The Literary Life of Marilyn Monroe

by Gail Crowther

Pub Date: May 26th, 2026
ISBN: 9781668098288
Publisher: Gallery Books/Simon & Schuster

The story of Marilyn Monroe’s library, and what its holdings may have said about her.

Monroe’s centenary is in 2026, so it’s no surprise that many books and other media will mark the occasion. Some will be worthwhile, whereas others will feel more opportunistic. This book belongs in the latter category. Crowther, a British author, states that, for all the attention Monroe received, “one aspect of Monroe that received hardly any attention at all—mainly because it was assumed to be nonexistent—was her mind.” Among Monroe’s possessions when she died, “far and away the greatest number of objects belonging to Marilyn Monroe were her books,” more than 400 of them, from Russian classics to a lot of D.H. Lawrence and self-help books, including “at least four copies” of Kahlil Gibran’s The Prophet. Crowther wants to prove that Monroe had more going for her than “her beauty, her body, and her assumed ditziness.” Too often, however, she undermines her argument. Section headings are risible questions such as, “Did Marilyn read all her books?” Crowther devotes several pages to rightly excoriating men who made misogynistic comments about Monroe’s intelligence, but she does Monroe no favors by focusing on her outfit in a picture in which she reads Ulysses rather than attempting to find out Monroe’s thoughts on the book. Much of this volume highlights prominent figures in Monroe’s life rather than her. That and ample white space suggest Crowther couldn’t find enough evidence to support her claim. And she relies on speculation.

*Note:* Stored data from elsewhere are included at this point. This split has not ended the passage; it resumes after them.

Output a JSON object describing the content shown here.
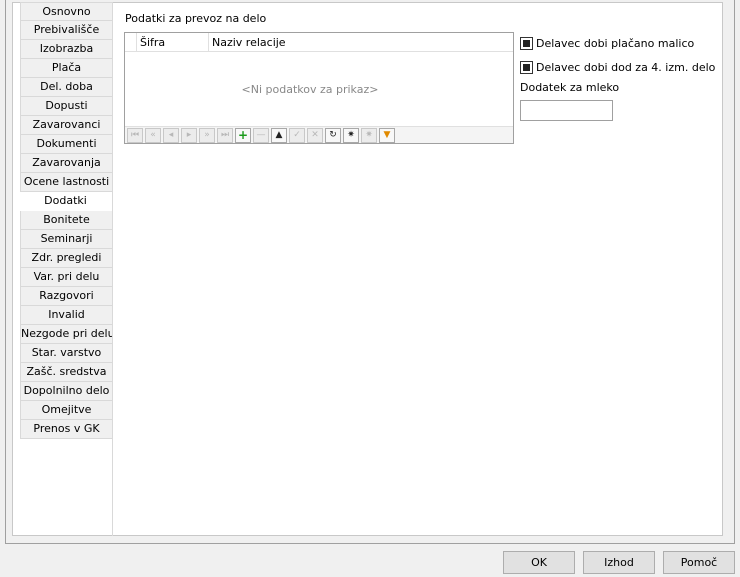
{
  "tabs": [
    {
      "label": "Osnovno",
      "active": false
    },
    {
      "label": "Prebivališče",
      "active": false
    },
    {
      "label": "Izobrazba",
      "active": false
    },
    {
      "label": "Plača",
      "active": false
    },
    {
      "label": "Del. doba",
      "active": false
    },
    {
      "label": "Dopusti",
      "active": false
    },
    {
      "label": "Zavarovanci",
      "active": false
    },
    {
      "label": "Dokumenti",
      "active": false
    },
    {
      "label": "Zavarovanja",
      "active": false
    },
    {
      "label": "Ocene lastnosti",
      "active": false
    },
    {
      "label": "Dodatki",
      "active": true
    },
    {
      "label": "Bonitete",
      "active": false
    },
    {
      "label": "Seminarji",
      "active": false
    },
    {
      "label": "Zdr. pregledi",
      "active": false
    },
    {
      "label": "Var. pri delu",
      "active": false
    },
    {
      "label": "Razgovori",
      "active": false
    },
    {
      "label": "Invalid",
      "active": false
    },
    {
      "label": "Nezgode pri delu",
      "active": false
    },
    {
      "label": "Star. varstvo",
      "active": false
    },
    {
      "label": "Zašč. sredstva",
      "active": false
    },
    {
      "label": "Dopolnilno delo",
      "active": false
    },
    {
      "label": "Omejitve",
      "active": false
    },
    {
      "label": "Prenos v GK",
      "active": false
    }
  ],
  "section": {
    "title": "Podatki za prevoz na delo"
  },
  "grid": {
    "columns": [
      "Šifra",
      "Naziv relacije"
    ],
    "empty_text": "<Ni podatkov za prikaz>"
  },
  "navigator": [
    {
      "icon": "first-record-icon",
      "glyph": "⏮",
      "enabled": false
    },
    {
      "icon": "prev-page-icon",
      "glyph": "«",
      "enabled": false
    },
    {
      "icon": "prev-record-icon",
      "glyph": "◂",
      "enabled": false
    },
    {
      "icon": "next-record-icon",
      "glyph": "▸",
      "enabled": false
    },
    {
      "icon": "next-page-icon",
      "glyph": "»",
      "enabled": false
    },
    {
      "icon": "last-record-icon",
      "glyph": "⏭",
      "enabled": false
    },
    {
      "icon": "add-icon",
      "glyph": "+",
      "enabled": true
    },
    {
      "icon": "delete-icon",
      "glyph": "—",
      "enabled": false
    },
    {
      "icon": "edit-icon",
      "glyph": "▲",
      "enabled": true
    },
    {
      "icon": "post-icon",
      "glyph": "✓",
      "enabled": false
    },
    {
      "icon": "cancel-icon",
      "glyph": "✕",
      "enabled": false
    },
    {
      "icon": "refresh-icon",
      "glyph": "↻",
      "enabled": true
    },
    {
      "icon": "bookmark-icon",
      "glyph": "✷",
      "enabled": true
    },
    {
      "icon": "goto-bookmark-icon",
      "glyph": "✷",
      "enabled": false
    },
    {
      "icon": "filter-icon",
      "glyph": "▼",
      "enabled": true
    }
  ],
  "options": {
    "malica_label": "Delavec dobi plačano malico",
    "malica_checked": true,
    "izmena_label": "Delavec dobi dod za 4. izm. delo",
    "izmena_checked": true,
    "mleko_label": "Dodatek za mleko",
    "mleko_value": ""
  },
  "buttons": {
    "ok": "OK",
    "izhod": "Izhod",
    "pomoc": "Pomoč"
  }
}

She writes that Monroe owned no Dickens and theorizes that the reason may have been that Monroe wanted no reminders of her impoverished upbringing, before adding, “But caution is required: It doesn’t mean that she didn’t.” Monroe may very well have had a prodigious intellect, but one wouldn’t know it from the evidence presented here.

A weak attempt to prove that Monroe wasn’t just a pretty face.